Eine Negativwerbung ist also mit dem verbunden, was nicht im Verzeichnis steht. Dritten wird der Schutz gewährt, da sie der Ansicht sind, dass auch nicht im Verzeichnis aufgeführte und nicht veröffentlichte Sachverhalte nicht existieren. Die Genossenschafts-, Vereins- und Eigentumsregister erfreuen sich ebenfalls dieser negativen Ausstrahlung. 7 ] Beim Eherecht kann sich jeder Dritte nicht auf die Ordnungsmäßigkeit eines registrierten Sachverhalts verlassen, sondern auf den Bestand der registrierten Rechtsstellung ( 1412 BGB, Negativwerbung).

Das Registergericht ist vor der Registrierung dazu angehalten, die formale und inhaltliche Zulässigkeit eines Eintragungsantrages zu überprüfen und nicht registrierbare Anmeldungen abzulehnen. Ein Rechtsbehelf gegen diese Beschlüsse und gegen die Registereintragungen im ordentlichen Gerichtsverfahren ist nicht möglich, da es sich um Beschlüsse des Registergerichtes im Sinne der Freiwilligkeit der Rechtsprechung handeln; dagegen ist nur ein Rechtsbehelf nach 58 FFG möglich, soweit dies gesetzlich zulässig ist, vor allem gegen Ablehnungsentscheidungen.

Eingaben des Registergerichts sind nicht bestreitbar (§ 383 Abs. 3 FamFG). Nach § 71 Abs. 2 S. 2 BGB i.V.m. 53 Abs. 1 S. 1 BGB kann gegen einen Grundbucheintrag mit dem Zweck der Anmeldung eines amtlichen Widerspruchs Berufung einlegt werden.

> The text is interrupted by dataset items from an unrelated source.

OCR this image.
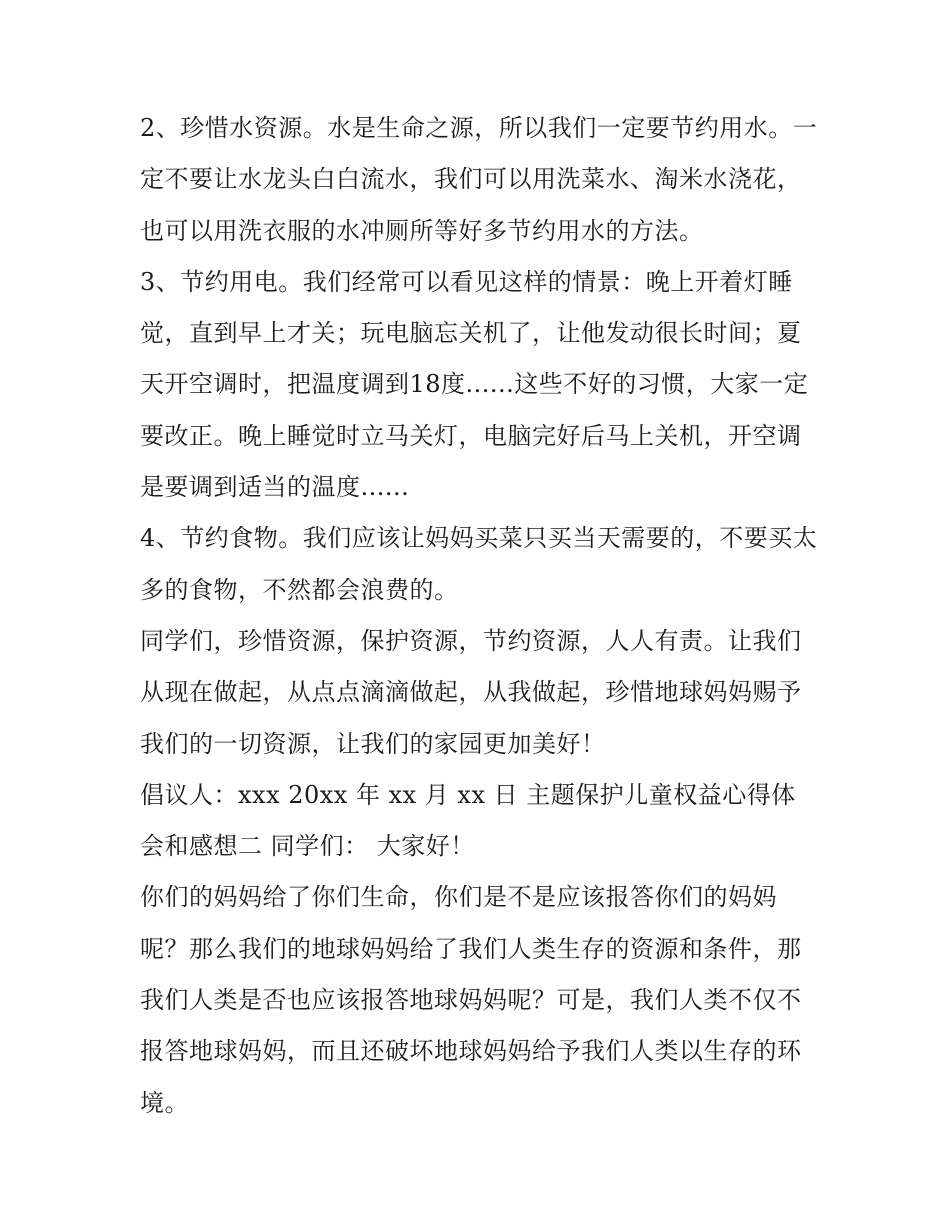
2、珍惜水资源。水是生命之源，所以我们一定要节约用水。一定不要让水龙头白白流水，我们可以用洗菜水、淘米水浇花，也可以用洗衣服的水冲厕所等好多节约用水的方法。

3、节约用电。我们经常可以看见这样的情景：晚上开着灯睡觉，直到早上才关；玩电脑忘关机了，让他发动很长时间；夏天开空调时，把温度调到18度......这些不好的习惯，大家一定要改正。晚上睡觉时立马关灯，电脑完好后马上关机，开空调是要调到适当的温度......

4、节约食物。我们应该让妈妈买菜只买当天需要的，不要买太多的食物，不然都会浪费的。

同学们，珍惜资源，保护资源，节约资源，人人有责。让我们从现在做起，从点点滴滴做起，从我做起，珍惜地球妈妈赐予我们的一切资源，让我们的家园更加美好！

倡议人：xxx 20xx 年 xx 月 xx 日 主题保护儿童权益心得体会和感想二 同学们： 大家好！

你们的妈妈给了你们生命，你们是不是应该报答你们的妈妈呢？那么我们的地球妈妈给了我们人类生存的资源和条件，那我们人类是否也应该报答地球妈妈呢？可是，我们人类不仅不报答地球妈妈，而且还破坏地球妈妈给予我们人类以生存的环境。
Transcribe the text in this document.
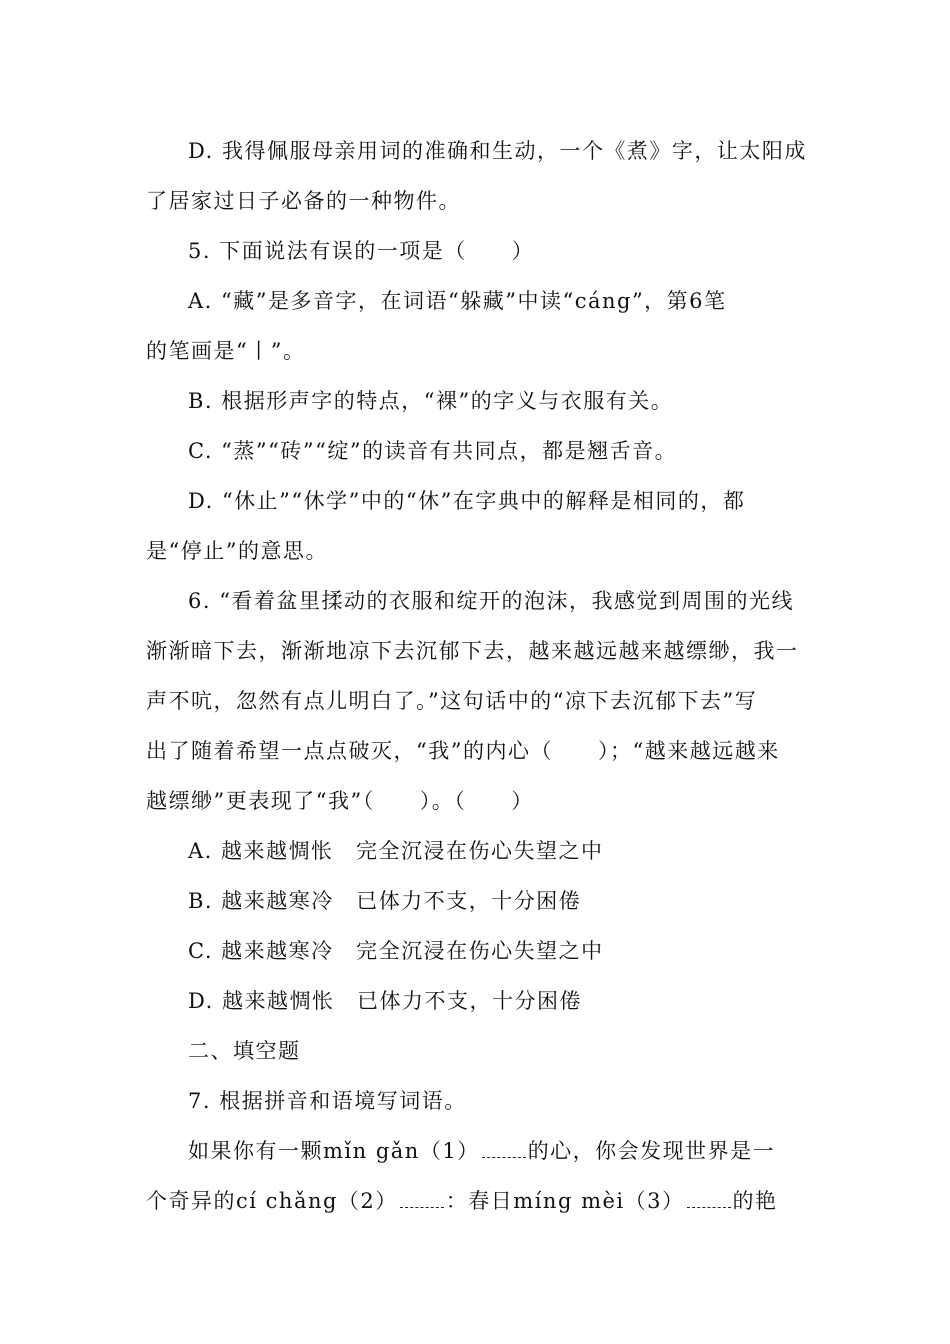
D. 我得佩服母亲用词的准确和生动，一个《煮》字，让太阳成
了居家过日子必备的一种物件。
5. 下面说法有误的一项是（　　）
A. “藏”是多音字，在词语“躲藏”中读“cáng”，第6笔
的笔画是“丨”。
B. 根据形声字的特点，“裸”的字义与衣服有关。
C. “蒸”“砖”“绽”的读音有共同点，都是翘舌音。
D. “休止”“休学”中的“休”在字典中的解释是相同的，都
是“停止”的意思。
6. “看着盆里揉动的衣服和绽开的泡沫，我感觉到周围的光线
渐渐暗下去，渐渐地凉下去沉郁下去，越来越远越来越缥缈，我一
声不吭，忽然有点儿明白了。”这句话中的“凉下去沉郁下去”写
出了随着希望一点点破灭，“我”的内心（　　）；“越来越远越来
越缥缈”更表现了“我”（　　）。（　　）
A. 越来越惆怅　完全沉浸在伤心失望之中
B. 越来越寒冷　已体力不支，十分困倦
C. 越来越寒冷　完全沉浸在伤心失望之中
D. 越来越惆怅　已体力不支，十分困倦
二、填空题
7. 根据拼音和语境写词语。
如果你有一颗mǐn gǎn（1） 的心，你会发现世界是一
个奇异的cí chǎng（2） ：春日míng mèi（3） 的艳
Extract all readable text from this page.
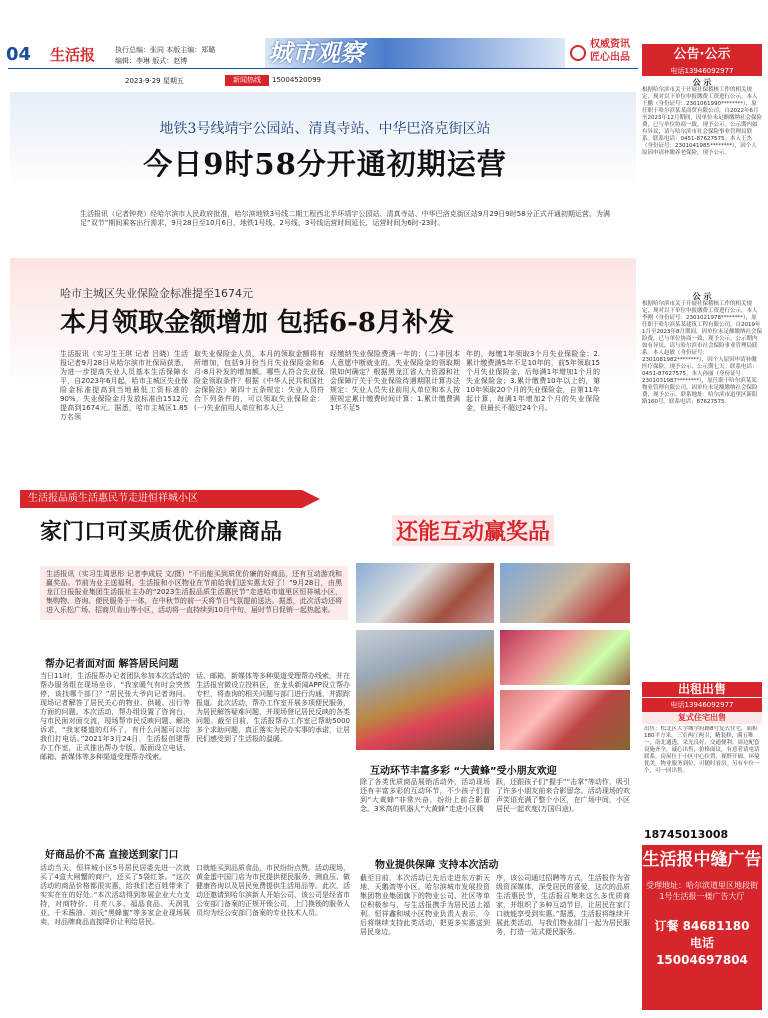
04 生活报	执行总编：张同 本版主编：郑璐
编辑：李琳 版式：赵博	城市观察	权威资讯
匠心出品
2023·9·29 星期五	新闻热线	15004520099
地铁3号线靖宇公园站、清真寺站、中华巴洛克街区站
今日9时58分开通初期运营
生活报讯（记者钟亮）经哈尔滨市人民政府批准，哈尔滨地铁3号线二期工程西北半环靖宇公园站、清真寺站、中华巴洛克街区站9月29日9时58分正式开通初期运营。为满足“双节”期间乘客出行需求，9月28日至10月6日，地铁1号线、2号线、3号线运营时间延长，运营时间为6时-23时。
哈市主城区失业保险金标准提至1674元
本月领取金额增加 包括6-8月补发
生活报讯（实习生王琪 记者 吕晓）生活报记者9月28日从哈尔滨市社保局获悉，为进一步提高失业人员基本生活保障水平，自2023年6月起，哈市主城区失业保险金标准提高到当地最低工资标准的90%，失业保险金月发放标准由1512元提高到1674元。据悉，哈市主城区1.85万名领
取失业保险金人员，本月的领取金额将有所增加，包括9月份当月失业保险金和6月-8月补发的增加额。哪些人符合失业保险金领取条件？根据《中华人民共和国社会保险法》第四十五条规定：失业人员符合下列条件的，可以领取失业保险金：(一)失业前用人单位和本人已
经缴纳失业保险费满一年的；(二)非因本人意愿中断就业的。失业保险金的领取期限如何确定？根据黑龙江省人力资源和社会保障厅关于失业保险待遇期限计算办法规定：失业人员失业前用人单位和本人按照规定累计缴费时间计算：1.累计缴费满1年不足5
年的，每缴1年领取3个月失业保险金；2.累计缴费满5年不足10年的，前5年领取15个月失业保险金，后每满1年增加1个月的失业保险金；3.累计缴费10年以上的，第10年领取20个月的失业保险金，自第11年起计算，每满1年增加2个月的失业保险金，但最长不超过24个月。
生活报品质生活惠民节走进恒祥城小区
家门口可买质优价廉商品	还能互动赢奖品
生活报讯（实习生周思彤 记者李成辰 文/摄）“不出能买到质优价廉的好商品，还有互动游戏和赢奖品。节前为业主送福利，生活报和小区物业在节前给我们送实惠太好了！”9月28日，由黑龙江日报报业集团生活报社主办的“2023生活报品质生活惠民节”走进哈市道里区恒祥城小区，集购物、咨询、便民服务于一体，在中秋节的前一天将节日气氛提前送达。据悉，此次活动还将进入乐松广场、招商贝肯山等小区，活动将一直持续到10月中旬，届时节日促销一起热起来。
帮办记者面对面 解答居民问题
当日11时，生活报帮办记者团队参加本次活动的帮办服务组在现场坐诊，“我家暖气有时会突然停，该找哪个部门？”居民张大爷向记者询问。现场记者解答了居民关心的物业、供暖、出行等方面的问题。本次活动，帮办组设置了咨询台，与市民面对面交流，现场帮市民反映问题、解决诉求，“我家楼道的灯坏了，有什么问题可以给我们打电话。”2021年3月24日，生活报创建帮办工作室，正式推出帮办专版，版面设立电话、邮箱、新媒体等多种渠道受理帮办线索。
话、邮箱、新媒体等多种渠道受理帮办线索，并在生活报官微设立投料区，在龙头新闻APP设立帮办专栏，将查询的相关问题与部门进行沟通，并跟踪报道。此次活动，帮办工作室开展多项便民服务，为居民解答疑难问题，并现场登记居民反映的各类问题。截至目前，生活报帮办工作室已帮助5000多个求助问题，真正落实为民办实事的承诺，让居民们感受到了生活报的温暖。
互动环节丰富多彩 “大黄蜂”受小朋友欢迎
除了各类优质商品展销活动外，活动现场还有丰富多彩的互动环节，不少孩子们看到“大黄蜂”非常兴奋，纷纷上前合影留念。3米高的机器人“大黄蜂”走进小区腾
跃，还跟孩子们“握手”“击掌”等动作，吸引了许多小朋友前来合影留念。活动现场的欢声笑语充满了整个小区，在广场中间，小区居民一起欢度(万国归途)。
好商品价不高 直接送到家门口
活动当天，恒祥城小区5号居民居委先进一次就买了4盒大闸蟹的商户，还买了5袋红茶。“这次活动的商品价格都很实惠，给我们老百姓带来了实实在在的好处。”本次活动得到参展企业大力支持，对商特价、月亮八多、福晶食品、天润乳业、千禾酱油、刘氏“黑蜂蜜”等多家企业现场展卖，对品牌商品直接降价让利给居民。
口就能买到品质食品，市民纷纷点赞。活动现场，黄金蛋中国门店为市民提供便民服务，测血压、做健康咨询以及居民免费提供生活用品等。此次，活动还邀请到哈尔滨新人开始公司，该公司是经省市公安部门备案的正规开锁公司，上门换锁的服务人员均为经公安部门备案的专业技术人员。
物业提供保障 支持本次活动
截至目前，本次活动已先后走进东方新天地、天鹅湾等小区，哈尔滨城市发展投资集团物业集团旗下的物业公司、社区等单位积极参与，与生活报携手为居民送上福利。恒祥鑫和城小区物业负责人表示，今后将继续支持此类活动，把更多实惠送到居民身边。
序，该公司通过招聘等方式，生活报作为省级资深媒体，深受居民的喜爱，这次的品质生活惠民节，生活报召集来这么多优质商家，并组织了多种互动节目，让居民在家门口就能享受到实惠。”据悉，生活报将继续开展此类活动，与我们物业部门一起为居民服务，打造一站式便民服务。
公告·公示
电话13946092977
公 示
根据哈尔滨市关于开展社保稽核工作的相关规定，现对以下单位申报缴费工资进行公示。本人王鹏（身份证号：2301061990********），原任职于哈尔滨某某商贸有限公司，自2022年6月至2023年12月期间，因单位未足额缴纳社会保险费，已与单位协商一致，现予公示。公示期内如有异议，请与哈尔滨市社会保险事业管理局联系。联系电话：0451-87627575。本人王杰（身份证号：2301041985********），因个人原因申请补缴养老保险，现予公示。
公 示
根据哈尔滨市关于开展社保稽核工作的相关规定，现对以下单位申报缴费工资进行公示。本人李刚（身份证号：2301021978********），原任职于哈尔滨某某建筑工程有限公司，自2019年1月至2023年8月期间，因单位未足额缴纳社会保险费，已与单位协商一致，现予公示。公示期内如有异议，请与哈尔滨市社会保险事业管理局联系。本人赵敏（身份证号：2301081982********），因个人原因申请补缴医疗保险，现予公示，公示期七天。联系电话：0451-87627575。本人孙丽（身份证号：2301031987********），原任职于哈尔滨某某物业管理有限公司，因单位未足额缴纳社会保险费，现予公示。联系地址：哈尔滨市道里区新阳路160号。联系电话：87627575。
出租出售
复式住宅出售
电话13946092977
出售：松北区大学城学府路8号复式住宅，面积180平方米，三室两厅两卫，精装修，满五唯一，南北通透，采光良好，交通便利，周边配套设施齐全，诚心出售，价格面议，有意者请电话联系。房屋位于小区中心位置，视野开阔，环境优美，物业服务到位，可随时看房。另有车位一个，可一同出售。
18745013008
生活报中缝广告
受理地址：哈尔滨道里区地段街1号生活报一楼广告大厅
订餐 84681180
电话 15004697804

Im Falle einer beschränkten Berufung zur Registrierung eines amtlichen Widerspruchs ist nur derjenige zur Berufung zugelassen, der einen Berichtigungsanspruch nach 894 BGB hätte, wenn die beanstandete Registrierung fehlerhaft wäre. Rechtsbeziehungen in nicht mehr gültigen Verzeichnissen werden dem Verzeichnis in der Regel durch einen Antrag auf Löschungen mitgeteilt. Das Löschen geschieht jedoch nicht durch Entfernen des betreffenden Eintrags, sondern durch Unterstreichen der zu entfernenden Stellen in Rot.

Auf diese Weise soll sichergestellt werden, dass auch interessierte Dritte auf die Rechte und Fakten aufmerksam gemacht werden, die bei der Einsicht in ein Verzeichnis nicht mehr vorhanden sind. Bei Rechtsgeschäften (widerlegbar) kann darauf zurückgegriffen werden, dass gestrichene Rechte nicht mehr existieren (§ 891 BGB).